Building a state with parallel execution

Question

I'm trying to implement the main algorithm described in the Quantum Recommendation Systems paper. In order to do this, I have to create a quantum state $|x\rangle$ corresponding to a real vector stored in QRAM. I used an algorithm described more in detail in another paper, in which one can read:

For the runtime, there are $2^k$ rotations executed at the $k$-th level of the tree, apart from the last level where there are none. For a given level these rotations can be executed in parallel as they are all controlled operations on the same qubit, conditioned on different bit-string values of a shared register. To see this, let $U_x$ be a single qubit rotation conditioned on a bitstring $x \in \{0, 1\}^k$. Then the unitary $\bigoplus\limits_{x\in\{0,1\}^k} U_x$ applied to $|y\rangle\otimes|q\rangle$ achieves the desired parallel operation on the single qubit $|q\rangle$, where $|y\rangle = \sum\limits_{x\in\{0,1\}^k}\alpha_x\,|x\rangle$ is some superposition over bitstrings.

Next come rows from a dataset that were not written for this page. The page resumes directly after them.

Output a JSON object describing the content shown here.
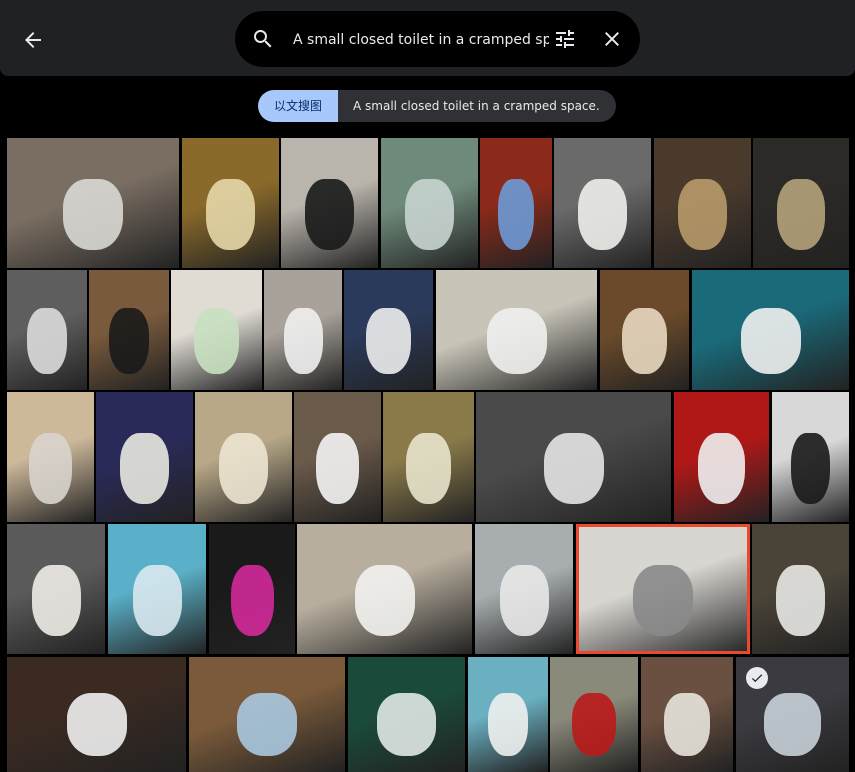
{
  "header": {
    "back_icon": "arrow-back-icon",
    "search_icon": "search-icon",
    "search_value": "A small closed toilet in a cramped space.",
    "filter_icon": "tune-sliders-icon",
    "clear_icon": "close-icon"
  },
  "chips": {
    "mode_label": "以文搜图",
    "query_label": "A small closed toilet in a cramped space."
  },
  "results": {
    "selected_index": 29,
    "checked_index": 37
  }
}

I'm not sure that I understand this notion of parallel execution. In the algorithm, at a given step $k$, one performs on one qubit $2^k$ controlled rotation conditionned on every qubit amongst the first $k-1$. Hence, we can summarize this as one big unitary matrix that acts on the first $k$ qubits, which will look-like $\begin{bmatrix}R_{\theta_1}&0&0\\\vdots&\ddots&\vdots\\0 & 0 & R_{\theta_{2^k}}\end{bmatrix}$, where for a given angle $\theta$, $R_\theta$ is the rotation of angle $\theta$ around the $Y$-axis of the Bloch sphere.

If we assume that this big operator is applied in $O(1)$, then I understand the notion of parallelism: you don't have to successively apply the $2^k$ controlled gates, so you have a gain in complexity. But then, there is one problem I can't cope with. When you execute an algorithm on a quantum computer, I read that you are only allowed to use a specific set of gates. Hence, a compiler takes your code and transforms it to a compatible code. But am I sure that the compiler will always (or even sometimes) be able to decompose this big gate into a succession of smaller, allowed gates, without breaking the complexity?

Answer 1

am I sure that the compiler will always be able to decompose this big gate into a succession of smaller, allowed gates, without breaking the complexity

No, you're not. This is the whole problem with algorithms, be they classical or quantum.

However, in the specific case you're talking about, there is a nice implementation. Imagine that you want to apply the rotation $R_y(\theta_x)$ if the main register is in the state $|x\rangle$. Let me further more assume that there is a good $t$-bit approximation to the values $\theta_x$ for which there is an efficient classical function. So, I have a function $f(x)$ that outputs the value $\tilde\theta_x$, the $t$-bit approximation to $\theta_x$. Since it's a classical function, I can also write it as a quantum function $V$ that acts as $V|x\rangle|0\rangle=|x\rangle|\tilde\theta_x\rangle$, having introduced an ancilla system of $t$ bits. Implementation of $V$ is efficient because the evaluation of $f$ is efficient.

Next, I know that if I apply phase gates on the $t$ qubits of the ancilla register (phase $\pi,\pi/2,\pi/4,\pi/8,\ldots$), I can implement $|\tilde\theta_x\rangle\rightarrow e^{i\tilde\theta_x}|\tilde\theta_x\rangle$. If I just inverted my original calculation at this point, $V^\dagger$, then the net effect is $e^{i\tilde\theta_x}|x\rangle\rightarrow|x\rangle$. However, imagine now that I replace the phase gates with controlled-phase gates, controlled off the single qubit target. Then the net effect of the gate is a controlled-phase rotation of angle $\tilde\theta_x$ between the $|x\rangle$ register and the single qubit target. At this point, you're essentially there. You just need a basis rotation (e.g. $(Z+Y)/\sqrt{2}$) on the target qubit to convert the gate from controlled-$Z$ to controlled-$Y$.